My mom is an alcoholic and when she drinks she gets stupid and down right mean. A couple of nights ago she was so drunk she made up a story about my brother throwing a heavy ass chair at her which he couldn't even pick up and throwing a garbage can at her. She ended up kicking my brother out without nowhere in hell to go and also that same day smashed his car and took the money for it and made him quit his job and then throw him out without nowhere to go. That same night I left because her boyfriend throw my little baby kitten like 10 feet in the air and because I'm an animal lover I freaked out and told them they were heartless which they are and that I was moving out. My mom first said okay then leave so I started getting my stuff and then walked out on the front porch where she was and she stopped me. She then said "No you are not leaving" and tried to slap me but my little brother stopped her and told her not to ever hit me.
A couple minutes later I left to stay with my boyfriend for the night the next day I called her (it was mother's day) and said what's going on am I kicked out becuase she told me that if I left then I was never coming back. She said no James is the only person who I was wanting to move out I never told you to. My boyfriend's mom said your mother is a liar becuase she was right there. Anyway she gets the same way every time she drinks. What should I do? Someone please give me some advice.
Hey don't sweat it I have been there and done that with my parents and it's not your fault for their drinking. That is why you or the preacher won't be able to stop someone from drinking if they don't want to and that is the honest truth. A person who puts drinking before everything else is screaming for attention but just does not know how to receive it. Their brain is so screwed up that they will blame anyone and lie, cheat, and steal to get that bottle. I mean it is a destructive path from there on and if they don't get into a detox program or rehab center and keep going to AA meetings, etc. It has to be them and no intervention is going to turn things around until they take that first step. It is not easy to be abused by a parent or loved one as it made you feel terrible and helpless! I do hope that the treatment and support is there becuse after all it is not the person but the poison that is causing her to act out this way, so be there for her but don't smother her or keep reminding becuse it only makes it worse. They have to admit that they are powerless and need help from someone professionally and rely on a higher power to be their guide. I do hope that this helps a little and don't ever give up hope! P.S. You and your family members can get involved in study groups, AA Fact on your part, and researching everything you can do to be a support system but not an enabler.
UltraDramatic
(Age:30 to 35)
When: More than a year ago
Are you willing to cut ties from your mother? Her actions are endangering you, and if you would be willing to be moved into a more stable home, you could call the department of family services and have another close friend or family member vouch for you. But because you're a minor, this could put you and your brother into foster care if this happens.
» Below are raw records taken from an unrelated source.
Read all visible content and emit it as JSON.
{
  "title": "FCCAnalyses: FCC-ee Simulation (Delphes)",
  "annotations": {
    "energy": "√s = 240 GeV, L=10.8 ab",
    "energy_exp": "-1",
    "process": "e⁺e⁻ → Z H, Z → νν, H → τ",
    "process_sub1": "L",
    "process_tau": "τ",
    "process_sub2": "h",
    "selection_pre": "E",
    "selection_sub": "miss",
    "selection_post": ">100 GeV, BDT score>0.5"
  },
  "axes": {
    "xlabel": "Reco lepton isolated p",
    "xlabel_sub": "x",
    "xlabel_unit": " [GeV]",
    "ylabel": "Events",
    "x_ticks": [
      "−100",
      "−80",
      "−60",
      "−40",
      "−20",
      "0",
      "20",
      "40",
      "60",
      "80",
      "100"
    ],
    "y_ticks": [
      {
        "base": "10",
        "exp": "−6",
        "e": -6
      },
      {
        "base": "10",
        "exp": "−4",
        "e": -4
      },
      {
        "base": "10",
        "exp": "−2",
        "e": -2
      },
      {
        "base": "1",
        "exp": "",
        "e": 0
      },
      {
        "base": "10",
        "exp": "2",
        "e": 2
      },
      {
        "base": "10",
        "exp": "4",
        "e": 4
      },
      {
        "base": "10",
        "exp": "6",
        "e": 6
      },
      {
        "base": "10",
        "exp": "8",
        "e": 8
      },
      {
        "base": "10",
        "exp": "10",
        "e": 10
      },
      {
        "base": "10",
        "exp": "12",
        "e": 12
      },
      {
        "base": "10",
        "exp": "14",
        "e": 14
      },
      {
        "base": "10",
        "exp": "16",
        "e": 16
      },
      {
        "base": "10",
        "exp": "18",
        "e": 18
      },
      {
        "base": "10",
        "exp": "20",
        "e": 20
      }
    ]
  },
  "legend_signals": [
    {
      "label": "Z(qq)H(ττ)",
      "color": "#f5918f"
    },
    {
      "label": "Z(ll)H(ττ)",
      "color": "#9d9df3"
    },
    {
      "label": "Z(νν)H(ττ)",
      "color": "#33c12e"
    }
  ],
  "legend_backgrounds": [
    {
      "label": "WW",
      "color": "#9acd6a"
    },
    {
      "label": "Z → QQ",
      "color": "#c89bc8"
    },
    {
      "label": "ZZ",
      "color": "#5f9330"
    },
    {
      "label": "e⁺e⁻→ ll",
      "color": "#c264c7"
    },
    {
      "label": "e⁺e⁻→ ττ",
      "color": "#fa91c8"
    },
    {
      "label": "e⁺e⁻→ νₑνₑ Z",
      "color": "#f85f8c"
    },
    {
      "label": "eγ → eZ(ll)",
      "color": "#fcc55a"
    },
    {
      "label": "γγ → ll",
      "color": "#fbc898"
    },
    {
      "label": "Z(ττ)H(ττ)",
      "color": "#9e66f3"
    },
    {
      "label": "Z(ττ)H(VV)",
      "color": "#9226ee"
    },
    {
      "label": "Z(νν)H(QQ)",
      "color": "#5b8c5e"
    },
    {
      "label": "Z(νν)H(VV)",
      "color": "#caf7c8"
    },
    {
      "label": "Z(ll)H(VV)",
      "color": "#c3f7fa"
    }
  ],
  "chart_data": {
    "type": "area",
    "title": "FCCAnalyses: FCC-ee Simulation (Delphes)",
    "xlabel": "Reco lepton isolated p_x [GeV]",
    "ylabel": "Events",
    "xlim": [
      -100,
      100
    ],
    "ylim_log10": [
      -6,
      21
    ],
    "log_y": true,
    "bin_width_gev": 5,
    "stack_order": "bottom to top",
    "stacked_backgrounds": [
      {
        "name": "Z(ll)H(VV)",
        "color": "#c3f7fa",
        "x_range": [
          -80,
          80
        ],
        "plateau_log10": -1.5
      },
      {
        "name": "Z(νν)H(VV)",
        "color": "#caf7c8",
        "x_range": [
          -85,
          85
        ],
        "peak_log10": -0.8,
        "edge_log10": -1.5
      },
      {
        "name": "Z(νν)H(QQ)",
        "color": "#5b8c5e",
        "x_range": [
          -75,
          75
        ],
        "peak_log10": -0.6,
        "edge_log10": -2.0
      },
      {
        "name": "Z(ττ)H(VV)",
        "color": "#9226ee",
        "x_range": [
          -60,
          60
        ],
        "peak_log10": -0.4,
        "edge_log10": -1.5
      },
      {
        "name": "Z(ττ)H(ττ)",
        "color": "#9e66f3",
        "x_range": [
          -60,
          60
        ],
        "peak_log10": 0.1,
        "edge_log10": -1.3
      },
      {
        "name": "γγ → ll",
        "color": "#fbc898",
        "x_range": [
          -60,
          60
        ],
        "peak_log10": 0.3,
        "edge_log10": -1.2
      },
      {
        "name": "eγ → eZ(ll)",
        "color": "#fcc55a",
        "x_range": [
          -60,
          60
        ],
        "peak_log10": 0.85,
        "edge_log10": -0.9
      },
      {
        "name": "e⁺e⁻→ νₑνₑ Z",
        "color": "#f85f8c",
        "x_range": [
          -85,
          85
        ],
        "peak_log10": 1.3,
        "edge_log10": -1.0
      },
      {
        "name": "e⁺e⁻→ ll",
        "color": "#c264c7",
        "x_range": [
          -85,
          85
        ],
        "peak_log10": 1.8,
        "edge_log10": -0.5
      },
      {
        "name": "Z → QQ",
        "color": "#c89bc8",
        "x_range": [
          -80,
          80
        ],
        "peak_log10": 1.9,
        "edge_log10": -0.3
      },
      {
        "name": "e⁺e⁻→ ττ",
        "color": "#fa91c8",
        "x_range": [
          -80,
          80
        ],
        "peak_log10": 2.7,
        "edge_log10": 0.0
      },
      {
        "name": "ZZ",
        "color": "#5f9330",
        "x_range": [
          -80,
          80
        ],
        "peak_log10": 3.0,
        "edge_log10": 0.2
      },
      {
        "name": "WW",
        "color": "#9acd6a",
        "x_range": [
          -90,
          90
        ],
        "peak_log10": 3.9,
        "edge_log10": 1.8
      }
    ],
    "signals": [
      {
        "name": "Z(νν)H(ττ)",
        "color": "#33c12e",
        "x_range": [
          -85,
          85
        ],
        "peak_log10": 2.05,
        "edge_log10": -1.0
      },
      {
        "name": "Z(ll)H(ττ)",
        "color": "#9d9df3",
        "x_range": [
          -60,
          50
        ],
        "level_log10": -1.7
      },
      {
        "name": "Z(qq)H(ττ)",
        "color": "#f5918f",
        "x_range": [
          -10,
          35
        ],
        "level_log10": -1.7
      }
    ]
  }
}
If you don't want that to happen, I would find a very close friend or another family member to stay with while she checks herself into rehab. Either way, you need to get yourself into a better home.
Your Mom needs help. You can contact alanon for yourself. They have great programs for children of alcoholic parents. I hate that you have to go through this. It does seem that you are willing to talk about it though, and that means you are healthy and not in denial about your Mom. Have you sat your Mom down and talked to her one on one about her drinking? It sounds like her boyfriend is a loser.. Poor kitty! Maybe you should call your Dad and talk to him if you can. I will saay a prayer for you because I know this is a hard time for you in your life. Good luck!
vici111111
(Age:18 to 24)
When: More than a year ago
I dealt with the same problem. When mom got drunk, she really beat my ass, called me names, and just kept beating me. First, do you have anyone else in your family you can turn to. Call child services. Report her for abuse. She won't go to jail. They will let you stay somewhere else. Other then that just leave or get her some help. Try counseling, or god. My mom is still on that stuff, and my dad is too and haven't seen him in years, I'm only 18, and when counseling didn't work, I had to find a way out.
OK this is definetely a tough situation to be in but, you need to be prepared when you talk to her. Do you have any family members close by that would be willing to help you with an intervention? You need to round up the family and confront her situation. Make her see what she is like when she is drinking. If you have a video camera or tape recorder to tape what she says and does while she is drunk, do it and show her when she is sober what it is really like to live with her habit. I am afraid the only way you can change your situation is if she is willing to take responsibility and fix this for herself. Round up some family members who are willing to help to come and talk to her with you. As many people as you can get to make her see her problem is good. Line up a place to stay for a while in case it gets bad. Remember, as hard as this is for you, you need to be there for her. She will only change when she is ready. If she is never ready, than start to go on with a life you can be proud of and hopefully she will get better to see your accomplishments. I wish you the best.